I0119 14:24:31.259791      16 draft.go:1409] TryAbort 1 txns with start ts. Error: <nil>
I0119 14:24:31.259814      16 draft.go:1432] TryAbort selectively proposing only aborted txns: txns:<start_ts:60011 >
I0119 14:25:31.249798      16 draft.go:1611] Skipping snapshot at index: 52106. Insufficient discard entries: 1. MinPendingStartTs: 60011

so now killing the leader will break the cluster as I described above.

Just to clarify: when this transaction hangs, cluster slows down, that’s why we need to restart pods

I’m having the same problem!
After randomly removing nodes, the remaining nodes cannot select the leader.

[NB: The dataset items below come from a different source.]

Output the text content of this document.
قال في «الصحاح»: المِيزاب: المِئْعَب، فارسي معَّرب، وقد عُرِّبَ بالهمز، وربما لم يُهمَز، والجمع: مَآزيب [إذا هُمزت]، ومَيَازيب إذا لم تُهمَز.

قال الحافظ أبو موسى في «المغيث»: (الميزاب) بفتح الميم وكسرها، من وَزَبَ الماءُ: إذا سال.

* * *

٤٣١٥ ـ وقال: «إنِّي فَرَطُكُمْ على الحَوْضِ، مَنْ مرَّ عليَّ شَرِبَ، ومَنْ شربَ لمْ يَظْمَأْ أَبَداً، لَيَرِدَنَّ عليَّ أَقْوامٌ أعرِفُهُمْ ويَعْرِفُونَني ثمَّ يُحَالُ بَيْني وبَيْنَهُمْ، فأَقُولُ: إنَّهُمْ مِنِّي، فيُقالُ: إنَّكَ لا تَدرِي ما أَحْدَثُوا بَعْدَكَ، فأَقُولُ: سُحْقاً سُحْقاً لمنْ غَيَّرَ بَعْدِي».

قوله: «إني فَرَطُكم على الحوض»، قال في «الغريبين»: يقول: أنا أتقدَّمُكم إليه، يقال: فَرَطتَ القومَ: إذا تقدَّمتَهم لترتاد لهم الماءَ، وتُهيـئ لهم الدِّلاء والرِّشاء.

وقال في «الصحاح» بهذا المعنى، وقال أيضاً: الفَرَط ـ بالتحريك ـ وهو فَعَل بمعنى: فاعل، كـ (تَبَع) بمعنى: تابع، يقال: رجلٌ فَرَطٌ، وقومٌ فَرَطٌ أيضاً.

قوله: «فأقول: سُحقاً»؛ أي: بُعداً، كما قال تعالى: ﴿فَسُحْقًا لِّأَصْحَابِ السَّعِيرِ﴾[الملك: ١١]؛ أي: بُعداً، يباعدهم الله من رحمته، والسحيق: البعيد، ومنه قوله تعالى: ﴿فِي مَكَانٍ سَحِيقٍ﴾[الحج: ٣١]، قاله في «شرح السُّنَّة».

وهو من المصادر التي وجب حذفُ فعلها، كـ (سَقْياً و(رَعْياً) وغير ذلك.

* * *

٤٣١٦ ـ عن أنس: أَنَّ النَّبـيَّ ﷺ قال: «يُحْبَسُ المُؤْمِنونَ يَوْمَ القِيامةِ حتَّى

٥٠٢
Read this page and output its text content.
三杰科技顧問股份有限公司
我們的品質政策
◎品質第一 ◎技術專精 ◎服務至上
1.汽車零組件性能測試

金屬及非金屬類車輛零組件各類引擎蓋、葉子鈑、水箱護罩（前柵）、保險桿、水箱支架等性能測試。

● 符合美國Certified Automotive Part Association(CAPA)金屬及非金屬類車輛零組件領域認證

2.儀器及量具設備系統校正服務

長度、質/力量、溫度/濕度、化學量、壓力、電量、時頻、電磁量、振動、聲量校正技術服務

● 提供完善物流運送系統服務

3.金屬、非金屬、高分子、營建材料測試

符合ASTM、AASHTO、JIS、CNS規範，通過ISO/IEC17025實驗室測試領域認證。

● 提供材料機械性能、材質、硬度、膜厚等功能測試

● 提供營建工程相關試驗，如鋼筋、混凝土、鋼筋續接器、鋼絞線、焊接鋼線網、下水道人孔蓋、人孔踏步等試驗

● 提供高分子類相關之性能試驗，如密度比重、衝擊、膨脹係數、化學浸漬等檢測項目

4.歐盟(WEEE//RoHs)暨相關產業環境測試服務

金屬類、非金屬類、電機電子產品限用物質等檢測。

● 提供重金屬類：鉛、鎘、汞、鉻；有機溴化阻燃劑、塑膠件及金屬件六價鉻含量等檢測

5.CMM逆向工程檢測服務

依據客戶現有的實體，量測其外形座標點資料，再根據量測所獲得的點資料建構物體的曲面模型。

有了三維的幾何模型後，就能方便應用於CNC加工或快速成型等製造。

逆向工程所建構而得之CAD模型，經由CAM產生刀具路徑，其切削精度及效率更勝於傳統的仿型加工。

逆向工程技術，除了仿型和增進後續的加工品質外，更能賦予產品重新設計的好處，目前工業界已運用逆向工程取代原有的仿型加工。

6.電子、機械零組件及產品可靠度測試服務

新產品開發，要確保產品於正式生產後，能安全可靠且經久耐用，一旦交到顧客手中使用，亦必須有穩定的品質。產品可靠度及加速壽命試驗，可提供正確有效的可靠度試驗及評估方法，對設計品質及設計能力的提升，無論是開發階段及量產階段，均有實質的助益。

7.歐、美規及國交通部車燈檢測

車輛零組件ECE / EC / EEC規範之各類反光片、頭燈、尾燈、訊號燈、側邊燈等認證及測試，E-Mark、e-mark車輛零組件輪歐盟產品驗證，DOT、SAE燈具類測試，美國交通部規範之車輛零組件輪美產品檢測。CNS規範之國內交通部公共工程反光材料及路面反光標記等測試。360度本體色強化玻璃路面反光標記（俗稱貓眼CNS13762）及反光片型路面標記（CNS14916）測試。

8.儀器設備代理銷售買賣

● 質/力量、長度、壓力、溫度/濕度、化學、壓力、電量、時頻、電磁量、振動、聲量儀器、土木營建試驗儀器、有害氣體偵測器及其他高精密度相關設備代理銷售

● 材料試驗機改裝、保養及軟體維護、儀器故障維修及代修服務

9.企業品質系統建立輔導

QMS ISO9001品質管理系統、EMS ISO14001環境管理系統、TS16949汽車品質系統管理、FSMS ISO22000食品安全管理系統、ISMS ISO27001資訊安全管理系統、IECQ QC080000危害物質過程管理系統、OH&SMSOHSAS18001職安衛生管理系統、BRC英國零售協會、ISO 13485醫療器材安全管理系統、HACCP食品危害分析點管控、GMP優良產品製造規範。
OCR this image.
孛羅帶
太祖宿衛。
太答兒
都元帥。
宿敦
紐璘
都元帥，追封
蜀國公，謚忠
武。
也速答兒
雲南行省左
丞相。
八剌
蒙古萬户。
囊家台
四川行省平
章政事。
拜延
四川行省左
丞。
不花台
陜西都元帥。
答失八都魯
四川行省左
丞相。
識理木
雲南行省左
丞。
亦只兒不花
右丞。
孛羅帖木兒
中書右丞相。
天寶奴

I think we found the main reason of these problems - it’s still under investigation but this is the best hunch we have for now.

Our Dgraph cluster once again had some problems yesterday. One of the Zeros’ Pod was terminated unexpectedly - no log entries, no OOM, nothing. It happened during heavy load on the cluster, a lot of transactions and so. This put the cluster in an unstable state.

After investigating logs, Grafana, and so we found that at the same time one of our EC2 box was terminated as well. This is a Spot EC2 instance which is restarted every 24h - mainly it should be used by Jenkins, but it looks like the was a bug in a filter and also normal Pods (like Dgraph Pods) were scheduled on those Spot instances. The case is that there is also a monitor which tries to re-schedule the Pods running on a Spot instance onto another EC2 box and in most cases it worked well. Yet under heavy load on Dgraph this could fail from time to time.

We are going to fix the filter or temporarily remove the Spot instances - hopefully this will make this issue gone :smiley: